SÃO PAULO, SP (UOL/FOLHAPRESS) - Cerca de um quilômetro da Praia do Cassino, em Rio Grande, no litoral do Rio Grande do Sul, foi bloqueado após o trecho ser tomado por lama.

Área afetada pela lama fica entre as ruas Lisboa e Cidreira. Foram erguidas marachas (barreiras de areia) para que a lama fique isolada apenas naquele local.

A praia de Cassino é conhecida por ter a maior extensão de faixa de areia contínua do mundo. Com aproximadamente 218 km, a praia fica entre os Molhes da Barra e a Barra do Chuí.

A prefeitura de Rio Grande disse que a praia está proibida para banho. A circulação de veículos, no entanto, está liberada.

Fenômeno possui origem ambiental e hidrodinâmica, segundo o Porto de Rio Grande. "Reforçamos que o fenômeno é natural, sem relação com as operações de dragagem. A autoridade portuária segue monitorando continuamente o bolsão de lama, a área de descarte de sedimentos e as condições das dragas, assegurando total conformidade ambiental", informou a Portos RS em nota.

O monitoramento mensal mostra que o fenômeno é natural e varia ao longo do tempo, diz a Porto RS. As análises mostram que a nova lama surge por causa das mudanças na vazão da Lagoa dos Patos, que varia conforme as chuvas na região e em toda a bacia. Esses efeitos ficaram mais fortes depois de eventos climáticos extremos, como a enchente no Rio Grande do Sul.

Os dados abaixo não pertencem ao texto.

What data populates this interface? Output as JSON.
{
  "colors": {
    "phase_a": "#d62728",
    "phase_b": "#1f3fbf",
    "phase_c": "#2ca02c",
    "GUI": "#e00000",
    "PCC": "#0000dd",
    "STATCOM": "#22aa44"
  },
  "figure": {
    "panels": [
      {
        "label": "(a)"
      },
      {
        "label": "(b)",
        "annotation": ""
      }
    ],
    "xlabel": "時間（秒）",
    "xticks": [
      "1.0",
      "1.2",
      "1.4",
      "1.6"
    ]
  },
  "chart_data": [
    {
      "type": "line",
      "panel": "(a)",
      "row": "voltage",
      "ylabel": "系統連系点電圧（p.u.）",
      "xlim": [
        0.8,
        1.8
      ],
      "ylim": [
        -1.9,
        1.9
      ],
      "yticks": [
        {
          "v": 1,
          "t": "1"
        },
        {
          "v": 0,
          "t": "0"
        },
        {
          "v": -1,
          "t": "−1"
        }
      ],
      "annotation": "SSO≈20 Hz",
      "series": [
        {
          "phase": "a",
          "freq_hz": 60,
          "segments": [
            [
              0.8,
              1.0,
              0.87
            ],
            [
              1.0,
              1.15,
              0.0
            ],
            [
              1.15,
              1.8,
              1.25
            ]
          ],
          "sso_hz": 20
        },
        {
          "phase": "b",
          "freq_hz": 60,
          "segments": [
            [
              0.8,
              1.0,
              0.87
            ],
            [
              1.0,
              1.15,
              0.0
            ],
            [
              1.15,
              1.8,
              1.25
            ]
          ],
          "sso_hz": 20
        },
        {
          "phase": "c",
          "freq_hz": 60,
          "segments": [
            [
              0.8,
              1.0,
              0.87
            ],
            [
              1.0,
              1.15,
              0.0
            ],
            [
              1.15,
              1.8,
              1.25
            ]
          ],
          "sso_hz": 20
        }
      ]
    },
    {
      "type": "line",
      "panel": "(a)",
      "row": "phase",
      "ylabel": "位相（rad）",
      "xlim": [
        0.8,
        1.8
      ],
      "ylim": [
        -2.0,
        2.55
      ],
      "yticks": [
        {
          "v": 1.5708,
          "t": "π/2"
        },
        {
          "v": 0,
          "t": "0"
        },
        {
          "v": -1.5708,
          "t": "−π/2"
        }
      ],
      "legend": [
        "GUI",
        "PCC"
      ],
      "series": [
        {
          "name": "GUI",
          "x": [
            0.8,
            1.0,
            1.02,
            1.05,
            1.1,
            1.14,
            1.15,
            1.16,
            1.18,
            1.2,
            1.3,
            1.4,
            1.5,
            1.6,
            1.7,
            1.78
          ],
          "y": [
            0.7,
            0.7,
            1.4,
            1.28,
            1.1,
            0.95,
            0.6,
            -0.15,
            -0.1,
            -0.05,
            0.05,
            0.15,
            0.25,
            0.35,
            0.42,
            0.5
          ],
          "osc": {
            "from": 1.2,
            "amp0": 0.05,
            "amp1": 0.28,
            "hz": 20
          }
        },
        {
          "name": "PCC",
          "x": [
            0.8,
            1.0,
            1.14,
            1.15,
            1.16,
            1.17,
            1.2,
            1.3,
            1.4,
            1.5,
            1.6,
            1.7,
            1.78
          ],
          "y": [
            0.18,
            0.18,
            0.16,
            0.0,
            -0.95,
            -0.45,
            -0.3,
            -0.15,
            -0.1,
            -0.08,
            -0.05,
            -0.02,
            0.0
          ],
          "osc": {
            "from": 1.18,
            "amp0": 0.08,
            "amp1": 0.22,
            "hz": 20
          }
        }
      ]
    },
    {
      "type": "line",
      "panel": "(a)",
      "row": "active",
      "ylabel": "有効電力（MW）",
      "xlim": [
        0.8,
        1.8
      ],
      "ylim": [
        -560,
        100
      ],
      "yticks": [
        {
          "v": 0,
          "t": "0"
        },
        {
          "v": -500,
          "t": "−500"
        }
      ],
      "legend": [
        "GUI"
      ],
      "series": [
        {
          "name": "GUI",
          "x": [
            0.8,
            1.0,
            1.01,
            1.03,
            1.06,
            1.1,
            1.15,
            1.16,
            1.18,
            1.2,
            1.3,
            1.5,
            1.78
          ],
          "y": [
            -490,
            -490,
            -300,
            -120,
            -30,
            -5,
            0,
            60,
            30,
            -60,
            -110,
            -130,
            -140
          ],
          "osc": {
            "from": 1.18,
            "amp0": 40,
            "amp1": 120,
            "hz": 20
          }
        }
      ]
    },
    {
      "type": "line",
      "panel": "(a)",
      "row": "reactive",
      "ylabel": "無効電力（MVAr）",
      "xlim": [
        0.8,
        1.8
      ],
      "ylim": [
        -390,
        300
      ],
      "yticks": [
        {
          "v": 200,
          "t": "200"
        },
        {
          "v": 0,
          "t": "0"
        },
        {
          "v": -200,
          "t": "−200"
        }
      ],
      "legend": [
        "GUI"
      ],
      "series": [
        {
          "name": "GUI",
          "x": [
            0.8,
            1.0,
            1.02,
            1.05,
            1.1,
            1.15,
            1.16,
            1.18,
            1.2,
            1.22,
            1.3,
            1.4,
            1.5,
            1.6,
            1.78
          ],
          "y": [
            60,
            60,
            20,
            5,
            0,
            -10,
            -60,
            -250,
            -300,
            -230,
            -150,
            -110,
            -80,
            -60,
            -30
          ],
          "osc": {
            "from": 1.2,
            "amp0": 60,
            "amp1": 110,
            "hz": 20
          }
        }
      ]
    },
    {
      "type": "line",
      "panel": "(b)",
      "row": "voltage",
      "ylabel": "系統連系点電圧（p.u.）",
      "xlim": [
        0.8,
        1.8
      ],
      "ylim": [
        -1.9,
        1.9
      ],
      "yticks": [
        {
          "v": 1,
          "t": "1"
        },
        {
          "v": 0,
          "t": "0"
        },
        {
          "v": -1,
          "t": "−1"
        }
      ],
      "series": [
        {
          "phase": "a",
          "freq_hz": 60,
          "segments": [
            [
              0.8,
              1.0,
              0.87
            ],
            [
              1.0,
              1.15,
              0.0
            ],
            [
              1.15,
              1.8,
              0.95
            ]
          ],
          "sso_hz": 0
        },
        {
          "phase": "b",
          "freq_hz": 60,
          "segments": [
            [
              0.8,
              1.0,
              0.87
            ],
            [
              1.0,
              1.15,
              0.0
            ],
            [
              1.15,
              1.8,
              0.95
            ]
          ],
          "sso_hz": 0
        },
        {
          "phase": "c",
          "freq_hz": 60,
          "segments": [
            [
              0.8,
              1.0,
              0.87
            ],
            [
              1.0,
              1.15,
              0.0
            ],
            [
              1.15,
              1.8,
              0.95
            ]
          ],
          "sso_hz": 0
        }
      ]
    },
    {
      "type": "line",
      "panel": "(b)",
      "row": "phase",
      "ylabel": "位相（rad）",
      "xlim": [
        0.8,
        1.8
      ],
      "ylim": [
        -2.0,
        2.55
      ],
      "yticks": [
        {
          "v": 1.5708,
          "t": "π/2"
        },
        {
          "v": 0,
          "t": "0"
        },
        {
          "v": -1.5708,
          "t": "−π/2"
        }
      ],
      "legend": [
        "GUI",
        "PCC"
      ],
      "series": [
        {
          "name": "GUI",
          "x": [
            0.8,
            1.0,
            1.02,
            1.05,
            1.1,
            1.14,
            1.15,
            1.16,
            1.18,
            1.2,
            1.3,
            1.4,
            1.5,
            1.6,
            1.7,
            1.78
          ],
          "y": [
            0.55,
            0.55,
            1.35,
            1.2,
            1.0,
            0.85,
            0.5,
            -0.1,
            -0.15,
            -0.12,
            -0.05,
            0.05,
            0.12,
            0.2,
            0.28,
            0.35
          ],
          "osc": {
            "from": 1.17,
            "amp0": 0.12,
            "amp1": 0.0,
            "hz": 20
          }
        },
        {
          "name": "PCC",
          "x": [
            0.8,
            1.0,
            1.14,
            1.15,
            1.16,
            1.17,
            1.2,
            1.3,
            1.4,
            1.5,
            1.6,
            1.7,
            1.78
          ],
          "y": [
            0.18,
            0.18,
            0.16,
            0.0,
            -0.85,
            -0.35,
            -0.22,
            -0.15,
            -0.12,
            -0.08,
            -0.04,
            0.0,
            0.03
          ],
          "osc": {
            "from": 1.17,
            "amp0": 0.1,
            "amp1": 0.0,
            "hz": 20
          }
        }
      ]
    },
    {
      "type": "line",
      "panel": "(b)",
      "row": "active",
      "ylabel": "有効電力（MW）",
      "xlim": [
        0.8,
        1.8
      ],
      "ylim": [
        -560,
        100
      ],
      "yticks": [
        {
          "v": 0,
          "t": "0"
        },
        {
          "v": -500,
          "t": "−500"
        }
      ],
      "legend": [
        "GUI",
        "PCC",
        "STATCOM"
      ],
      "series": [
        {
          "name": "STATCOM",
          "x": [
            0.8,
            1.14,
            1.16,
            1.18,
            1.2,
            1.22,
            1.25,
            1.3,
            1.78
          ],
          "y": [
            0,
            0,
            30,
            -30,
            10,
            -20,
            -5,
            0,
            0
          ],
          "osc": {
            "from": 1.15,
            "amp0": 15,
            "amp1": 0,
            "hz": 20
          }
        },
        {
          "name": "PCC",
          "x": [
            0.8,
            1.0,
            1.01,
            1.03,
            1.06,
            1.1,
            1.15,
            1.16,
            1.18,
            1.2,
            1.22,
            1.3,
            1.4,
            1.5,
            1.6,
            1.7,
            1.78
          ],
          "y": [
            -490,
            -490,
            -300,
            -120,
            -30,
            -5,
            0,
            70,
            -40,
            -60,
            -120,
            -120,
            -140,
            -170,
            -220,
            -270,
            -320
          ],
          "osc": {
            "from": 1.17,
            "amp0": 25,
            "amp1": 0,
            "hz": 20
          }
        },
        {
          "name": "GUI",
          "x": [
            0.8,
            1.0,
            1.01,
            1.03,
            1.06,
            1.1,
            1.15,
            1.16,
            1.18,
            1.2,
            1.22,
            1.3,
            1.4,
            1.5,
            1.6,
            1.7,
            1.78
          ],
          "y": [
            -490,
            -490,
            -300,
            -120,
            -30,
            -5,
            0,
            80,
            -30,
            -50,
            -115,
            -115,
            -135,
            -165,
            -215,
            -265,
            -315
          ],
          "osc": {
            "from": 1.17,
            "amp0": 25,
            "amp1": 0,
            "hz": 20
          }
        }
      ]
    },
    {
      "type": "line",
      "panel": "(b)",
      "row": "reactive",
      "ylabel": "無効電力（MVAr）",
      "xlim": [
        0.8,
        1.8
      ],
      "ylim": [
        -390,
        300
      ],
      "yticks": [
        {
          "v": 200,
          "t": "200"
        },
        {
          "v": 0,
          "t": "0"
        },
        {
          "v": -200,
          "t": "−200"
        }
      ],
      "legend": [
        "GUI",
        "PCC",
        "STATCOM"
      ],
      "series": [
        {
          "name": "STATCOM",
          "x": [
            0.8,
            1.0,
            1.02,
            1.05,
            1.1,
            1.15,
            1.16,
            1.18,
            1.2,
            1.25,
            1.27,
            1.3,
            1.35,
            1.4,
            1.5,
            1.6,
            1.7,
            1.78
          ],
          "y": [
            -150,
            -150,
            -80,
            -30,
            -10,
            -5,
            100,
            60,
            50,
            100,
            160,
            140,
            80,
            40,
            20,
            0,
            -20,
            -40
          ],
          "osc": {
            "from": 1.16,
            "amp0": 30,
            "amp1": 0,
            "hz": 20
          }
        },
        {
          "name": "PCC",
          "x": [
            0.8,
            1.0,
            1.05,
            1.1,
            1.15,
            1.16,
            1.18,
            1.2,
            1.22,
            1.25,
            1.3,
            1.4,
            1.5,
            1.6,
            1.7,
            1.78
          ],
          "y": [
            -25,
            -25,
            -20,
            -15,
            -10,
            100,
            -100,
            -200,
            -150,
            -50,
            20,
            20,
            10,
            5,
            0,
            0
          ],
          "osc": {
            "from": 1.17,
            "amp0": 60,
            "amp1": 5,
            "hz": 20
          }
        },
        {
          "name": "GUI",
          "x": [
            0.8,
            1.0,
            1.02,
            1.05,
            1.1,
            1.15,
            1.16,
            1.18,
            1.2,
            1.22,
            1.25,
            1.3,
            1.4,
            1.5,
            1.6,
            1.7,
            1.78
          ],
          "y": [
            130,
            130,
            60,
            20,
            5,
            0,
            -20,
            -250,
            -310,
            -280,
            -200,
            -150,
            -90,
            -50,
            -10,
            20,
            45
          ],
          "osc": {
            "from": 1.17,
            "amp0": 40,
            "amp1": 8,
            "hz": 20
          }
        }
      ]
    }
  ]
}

A dragagem é usada para retirar areia, lama e outros materiais do fundo dos rios e do mar. Ela serve para manter os canais de navegação limpos e garantir que os barcos possam passar sem problemas.

O aparecimento de lama na Praia do Cassino é um fenômeno recorrente, diz o professor do Instituto Oceanográfico da USP, Eduardo Siegle. Isso acontece quando bolsões de lama, depositados ao sul da desembocadura da Lagoa dos Patos a 5 e 20 metros de profundidade, são movimentados por ondas mais intensas. A combinação da descarga de sedimentos da lagoa, da circulação costeira e dos longos molhes do canal favorece a formação desses depósitos de lama.

"As ondas atuam constantemente sobre a lama, mas em tempestades mais fortes parte dela pode ser levada à praia, acumulando-se em certos trechos", afirma Siegle.